Figure \(\PageIndex{4}\): The Concentration of \(NH_{3(g)}\) versus the Concentration of \(HI_{(g)}\) for system in Reaction \ref{15.6.5} at Equilibrium. Only one equilibrium concentration of \(\ce{NH3(g)}\) is possible for any given equilibrium concentration of \(\ce{HI(g)}\). In this case, the two are inversely proportional. Thus a large \([\ce{HI}]\) at equilibrium requires a small \([\ce{NH_3}]\) at equilibrium and vice versa.

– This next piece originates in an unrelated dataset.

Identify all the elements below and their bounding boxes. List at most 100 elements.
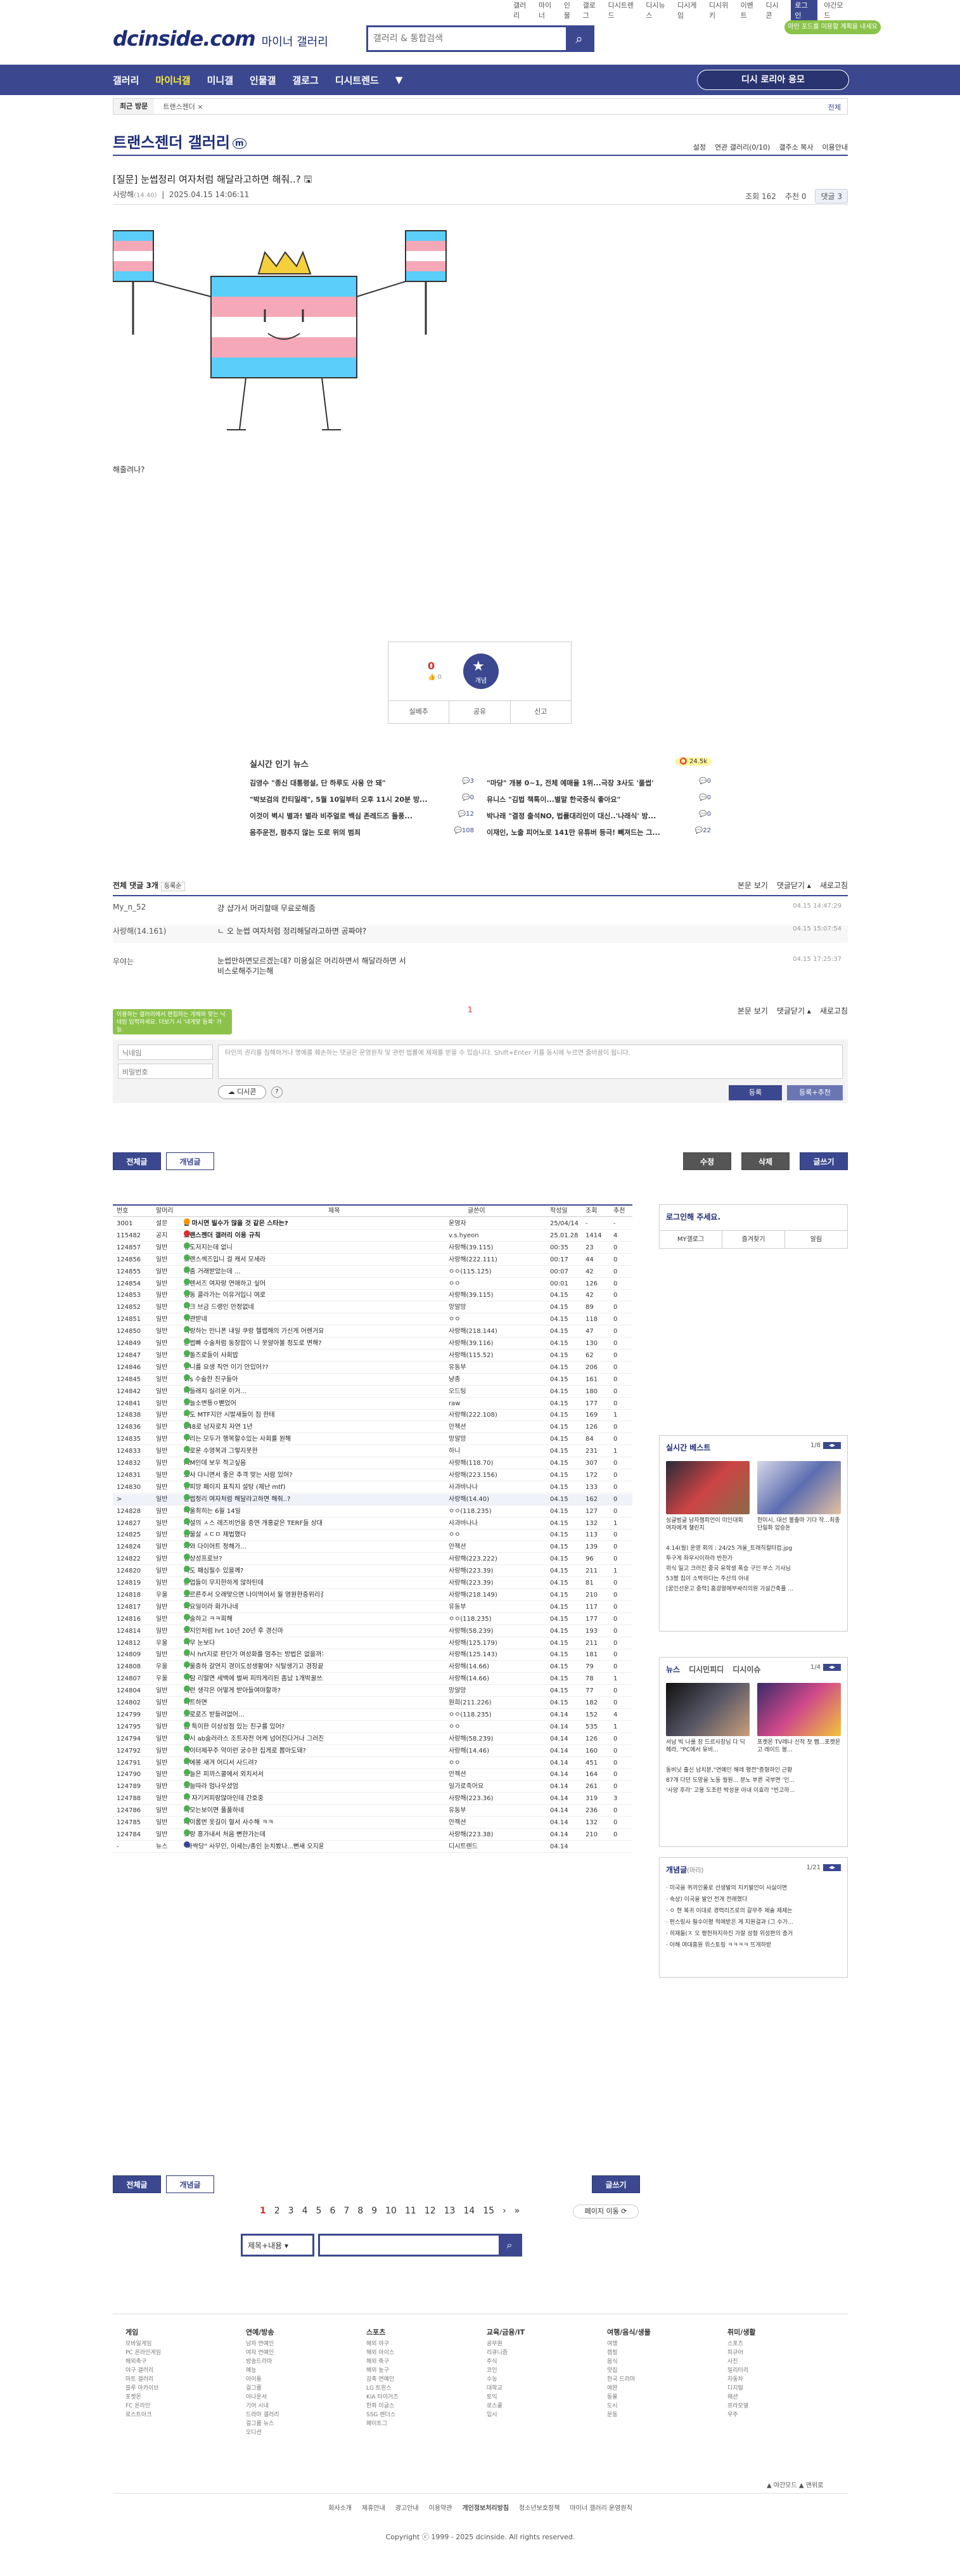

The reaction Quotient (\(Q\)) is used to determine whether a system is at equilibrium and if it is not, to predict the direction of reaction. The reaction Quotient (\(Q\) or \(Q_p\)) has the same form as the equilibrium constant expression, but it is derived from concentrations obtained at any time. When a reaction system is at equilibrium, \(Q = K\). Graphs derived by plotting a few equilibrium concentrations for a system at a given temperature and pressure can be used to predict the direction in which a reaction will proceed. Points that do not lie on the line or curve represent nonequilibrium states, and the system will adjust, if it can, to achieve equilibrium.